I yelled, "Mom there's no hot water."

In response, my mother screamed my name three times. Actually SCREAMED. Still in my pajamas, I careened downstairs to the living room. No Mom. She screamed again and I realized she was in the basement. I bounded down the basement stairs...and splashed into water past my ankles. The entire basement could have comfortably housed a school of koi. My mother was standing in the middle of this lake, wearing her pajamas and a pair of ski boots. She looked like she was about to cry.

The sight of my poor flu-ridden mom about to cry prodded me into immediate, thoughtless action. I looked around crazily for anything I could save from ruin by picking it up off the floor. For reasons no one will ever understand, I chose an electrical cord...that was plugged in. Somehow, the ensuing electrical shock did not transfer to the 6 inches of water in which I was standing and kill me. Which is good, because, y'know, my mom was right there.

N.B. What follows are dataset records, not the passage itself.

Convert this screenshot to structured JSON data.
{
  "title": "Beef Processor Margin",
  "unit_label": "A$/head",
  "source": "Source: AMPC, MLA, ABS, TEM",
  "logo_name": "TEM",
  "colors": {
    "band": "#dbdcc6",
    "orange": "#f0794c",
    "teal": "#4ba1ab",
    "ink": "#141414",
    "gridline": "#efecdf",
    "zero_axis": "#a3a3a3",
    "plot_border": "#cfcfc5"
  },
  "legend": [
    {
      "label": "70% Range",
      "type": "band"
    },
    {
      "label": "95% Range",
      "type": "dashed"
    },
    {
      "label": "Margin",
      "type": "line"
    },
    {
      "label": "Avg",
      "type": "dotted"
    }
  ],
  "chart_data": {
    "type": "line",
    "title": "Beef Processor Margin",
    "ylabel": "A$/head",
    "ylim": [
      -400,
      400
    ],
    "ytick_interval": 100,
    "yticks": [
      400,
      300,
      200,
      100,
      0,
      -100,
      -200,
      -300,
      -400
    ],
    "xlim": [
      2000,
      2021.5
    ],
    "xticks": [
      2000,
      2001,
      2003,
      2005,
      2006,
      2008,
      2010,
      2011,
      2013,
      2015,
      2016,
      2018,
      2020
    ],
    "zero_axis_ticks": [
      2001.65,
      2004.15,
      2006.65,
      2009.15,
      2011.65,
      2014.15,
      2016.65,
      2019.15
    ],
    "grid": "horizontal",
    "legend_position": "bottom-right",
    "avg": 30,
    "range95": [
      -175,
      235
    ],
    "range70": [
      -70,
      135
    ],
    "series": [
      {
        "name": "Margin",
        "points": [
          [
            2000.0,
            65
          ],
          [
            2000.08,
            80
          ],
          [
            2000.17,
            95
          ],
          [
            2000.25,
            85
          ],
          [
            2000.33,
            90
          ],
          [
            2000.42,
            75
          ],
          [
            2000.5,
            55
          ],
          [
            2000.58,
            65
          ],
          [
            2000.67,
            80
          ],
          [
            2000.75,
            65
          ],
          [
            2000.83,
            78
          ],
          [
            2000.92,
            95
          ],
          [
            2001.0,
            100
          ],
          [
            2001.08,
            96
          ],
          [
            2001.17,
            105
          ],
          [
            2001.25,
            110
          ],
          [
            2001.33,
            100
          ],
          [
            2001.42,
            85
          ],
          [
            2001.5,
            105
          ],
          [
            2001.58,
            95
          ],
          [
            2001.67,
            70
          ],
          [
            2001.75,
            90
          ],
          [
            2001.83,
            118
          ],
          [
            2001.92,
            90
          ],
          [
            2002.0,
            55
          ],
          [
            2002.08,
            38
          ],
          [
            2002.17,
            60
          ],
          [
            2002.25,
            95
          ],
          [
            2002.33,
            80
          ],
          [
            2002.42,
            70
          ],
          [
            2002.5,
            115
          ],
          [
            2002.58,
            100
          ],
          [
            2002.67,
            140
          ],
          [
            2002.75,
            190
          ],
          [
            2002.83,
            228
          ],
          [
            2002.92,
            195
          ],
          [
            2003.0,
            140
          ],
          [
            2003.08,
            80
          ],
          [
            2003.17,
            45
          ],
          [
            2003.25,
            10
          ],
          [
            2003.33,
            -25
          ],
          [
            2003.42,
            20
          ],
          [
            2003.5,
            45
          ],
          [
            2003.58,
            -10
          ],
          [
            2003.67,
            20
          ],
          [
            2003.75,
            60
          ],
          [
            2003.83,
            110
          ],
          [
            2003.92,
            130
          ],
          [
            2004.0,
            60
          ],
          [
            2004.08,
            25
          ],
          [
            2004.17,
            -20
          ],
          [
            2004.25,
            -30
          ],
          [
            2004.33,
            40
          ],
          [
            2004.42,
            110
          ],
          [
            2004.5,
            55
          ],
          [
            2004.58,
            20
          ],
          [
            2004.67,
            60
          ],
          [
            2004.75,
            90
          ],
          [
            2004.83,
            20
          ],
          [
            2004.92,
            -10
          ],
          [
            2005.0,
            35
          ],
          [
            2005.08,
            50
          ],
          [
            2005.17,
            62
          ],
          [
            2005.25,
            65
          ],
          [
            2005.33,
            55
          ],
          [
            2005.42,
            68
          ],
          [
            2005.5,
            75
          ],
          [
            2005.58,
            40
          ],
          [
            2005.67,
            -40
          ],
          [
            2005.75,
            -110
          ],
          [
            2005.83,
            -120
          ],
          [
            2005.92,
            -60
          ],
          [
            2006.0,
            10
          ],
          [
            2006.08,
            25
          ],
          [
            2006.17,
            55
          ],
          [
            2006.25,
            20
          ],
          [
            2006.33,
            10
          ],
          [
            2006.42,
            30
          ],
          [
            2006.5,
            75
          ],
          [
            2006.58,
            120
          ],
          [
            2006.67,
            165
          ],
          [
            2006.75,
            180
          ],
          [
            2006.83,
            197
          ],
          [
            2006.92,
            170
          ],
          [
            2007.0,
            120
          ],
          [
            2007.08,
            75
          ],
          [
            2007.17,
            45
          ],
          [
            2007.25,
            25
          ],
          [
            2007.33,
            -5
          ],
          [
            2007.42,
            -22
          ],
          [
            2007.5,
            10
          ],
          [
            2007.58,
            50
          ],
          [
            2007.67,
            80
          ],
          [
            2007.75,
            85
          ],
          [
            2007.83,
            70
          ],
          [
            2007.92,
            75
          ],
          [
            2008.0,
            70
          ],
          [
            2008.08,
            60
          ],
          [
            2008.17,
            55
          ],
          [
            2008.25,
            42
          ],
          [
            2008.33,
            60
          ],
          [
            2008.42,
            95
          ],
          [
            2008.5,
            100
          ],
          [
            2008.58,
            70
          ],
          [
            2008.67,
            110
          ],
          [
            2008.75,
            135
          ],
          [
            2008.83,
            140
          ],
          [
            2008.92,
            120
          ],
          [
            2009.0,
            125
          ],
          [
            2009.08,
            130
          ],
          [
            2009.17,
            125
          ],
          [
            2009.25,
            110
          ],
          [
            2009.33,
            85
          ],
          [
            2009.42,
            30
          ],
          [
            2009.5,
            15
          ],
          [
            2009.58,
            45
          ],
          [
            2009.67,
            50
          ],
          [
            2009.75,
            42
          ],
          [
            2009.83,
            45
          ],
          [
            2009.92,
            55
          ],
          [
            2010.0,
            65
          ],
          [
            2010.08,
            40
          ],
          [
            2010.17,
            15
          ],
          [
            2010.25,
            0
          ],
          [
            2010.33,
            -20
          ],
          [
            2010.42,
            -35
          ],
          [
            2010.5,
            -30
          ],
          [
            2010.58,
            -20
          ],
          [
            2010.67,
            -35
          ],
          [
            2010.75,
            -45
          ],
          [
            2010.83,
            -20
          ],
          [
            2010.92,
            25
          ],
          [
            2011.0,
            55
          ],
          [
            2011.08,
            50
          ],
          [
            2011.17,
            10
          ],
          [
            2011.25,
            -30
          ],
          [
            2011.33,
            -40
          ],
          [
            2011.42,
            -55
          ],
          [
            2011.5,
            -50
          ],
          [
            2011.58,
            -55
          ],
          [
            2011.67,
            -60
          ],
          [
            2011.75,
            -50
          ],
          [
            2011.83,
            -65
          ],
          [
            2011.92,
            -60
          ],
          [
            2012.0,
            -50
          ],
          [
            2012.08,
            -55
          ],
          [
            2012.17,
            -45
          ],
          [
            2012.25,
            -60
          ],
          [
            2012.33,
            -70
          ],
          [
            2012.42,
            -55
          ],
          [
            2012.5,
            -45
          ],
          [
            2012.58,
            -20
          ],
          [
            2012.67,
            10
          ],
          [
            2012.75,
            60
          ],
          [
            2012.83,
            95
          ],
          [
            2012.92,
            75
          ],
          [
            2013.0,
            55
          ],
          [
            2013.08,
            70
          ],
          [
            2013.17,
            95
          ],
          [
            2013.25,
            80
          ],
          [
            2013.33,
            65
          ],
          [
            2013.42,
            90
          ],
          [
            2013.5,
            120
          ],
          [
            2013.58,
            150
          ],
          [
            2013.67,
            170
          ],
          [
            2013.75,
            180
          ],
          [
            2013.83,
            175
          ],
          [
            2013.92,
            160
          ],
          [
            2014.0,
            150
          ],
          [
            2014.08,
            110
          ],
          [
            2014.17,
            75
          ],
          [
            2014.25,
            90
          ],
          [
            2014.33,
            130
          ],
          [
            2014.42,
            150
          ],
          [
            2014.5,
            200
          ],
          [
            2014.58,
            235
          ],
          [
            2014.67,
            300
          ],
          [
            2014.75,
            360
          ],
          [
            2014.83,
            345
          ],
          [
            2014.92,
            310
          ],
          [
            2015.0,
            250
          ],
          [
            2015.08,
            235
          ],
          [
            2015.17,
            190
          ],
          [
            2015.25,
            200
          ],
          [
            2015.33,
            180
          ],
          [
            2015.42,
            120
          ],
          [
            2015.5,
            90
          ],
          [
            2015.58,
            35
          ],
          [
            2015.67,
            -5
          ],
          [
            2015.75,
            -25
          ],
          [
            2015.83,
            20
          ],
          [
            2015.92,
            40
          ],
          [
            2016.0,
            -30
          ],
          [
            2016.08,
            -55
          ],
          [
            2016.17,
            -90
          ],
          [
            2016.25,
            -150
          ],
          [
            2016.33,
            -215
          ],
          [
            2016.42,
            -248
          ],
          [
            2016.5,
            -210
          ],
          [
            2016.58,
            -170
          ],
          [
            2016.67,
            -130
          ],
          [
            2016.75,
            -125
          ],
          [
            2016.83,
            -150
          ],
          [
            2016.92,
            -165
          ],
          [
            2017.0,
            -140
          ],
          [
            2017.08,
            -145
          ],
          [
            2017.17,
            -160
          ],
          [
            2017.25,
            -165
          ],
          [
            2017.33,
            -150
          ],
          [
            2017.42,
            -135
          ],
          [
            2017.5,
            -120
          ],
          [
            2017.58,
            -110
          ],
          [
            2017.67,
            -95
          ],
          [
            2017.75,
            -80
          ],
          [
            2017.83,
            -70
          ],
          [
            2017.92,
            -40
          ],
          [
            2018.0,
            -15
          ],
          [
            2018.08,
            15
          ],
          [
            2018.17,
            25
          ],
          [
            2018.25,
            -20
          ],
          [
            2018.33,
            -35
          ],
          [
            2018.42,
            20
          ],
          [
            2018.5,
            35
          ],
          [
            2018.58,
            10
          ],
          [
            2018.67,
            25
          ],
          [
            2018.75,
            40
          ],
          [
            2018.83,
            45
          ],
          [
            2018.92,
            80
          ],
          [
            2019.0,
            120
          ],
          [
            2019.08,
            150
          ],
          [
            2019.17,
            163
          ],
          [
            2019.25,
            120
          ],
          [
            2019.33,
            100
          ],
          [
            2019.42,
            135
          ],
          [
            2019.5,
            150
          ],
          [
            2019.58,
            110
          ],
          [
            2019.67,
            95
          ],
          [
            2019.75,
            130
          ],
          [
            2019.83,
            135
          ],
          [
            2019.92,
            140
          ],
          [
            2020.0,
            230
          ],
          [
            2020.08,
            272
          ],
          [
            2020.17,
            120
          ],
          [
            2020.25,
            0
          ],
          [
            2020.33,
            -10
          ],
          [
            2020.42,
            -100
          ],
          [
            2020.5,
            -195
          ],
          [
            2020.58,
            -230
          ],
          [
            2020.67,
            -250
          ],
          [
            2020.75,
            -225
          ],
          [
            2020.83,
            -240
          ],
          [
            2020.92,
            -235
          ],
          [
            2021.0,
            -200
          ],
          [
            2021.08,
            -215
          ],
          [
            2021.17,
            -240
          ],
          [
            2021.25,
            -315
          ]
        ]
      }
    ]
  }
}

I asked, "Mom, do you have a wet-dry vac?" (In case you've never lived someplace with a basement, this is not that weird a request--basements flood a lot.)

She waded over to what was once my grandfather's workbench and re-emerged with a small beige canister to which a limp, scarred hose was attached. I am pretty sure it pre-dated the Harding administration--it would have not surprised me in the least to discovered it ran via hand crank. We'd have been better off with two plastic milk containers.

I begged my mother to get out of the wet basement and told her I would drive to the hardware store to buy her a wet/dry vac designed to handle more water than a birdbath. Though I had not contrived to stupidly bring about my untimely death again, I was still in hyper-frenzied ACTION MODE. I did manage to change out of my pjs, but the only shoes I had with me were some cute leather ballet flats, so I shoved my size 9.5s into a pair of my mom's 7.5s and waded out into the weather.

The weather...was bad. Really, really bad. It was dangerous to be walking outside, let alone driving. I was in the hardware store's parking lot, but I couldn't see the building from the car because it was raining so hard. I was also having trouble walking in those very, very small shoes. But I got into the store and I bought the heaviest-duty wet/dry vac they had. The box noted that it's "contractor-grade," and it has a built-in pump, so you don't need to empty it, you can just keep vacuuming water away from where it shouldn't be and pumping it out the other end of a hose to where you'd rather it was. It cost $130 with a 1-year warranty. Considering the circumstances, I considered this to be a pretty good deal.

Then, I took the box out to the parking lot.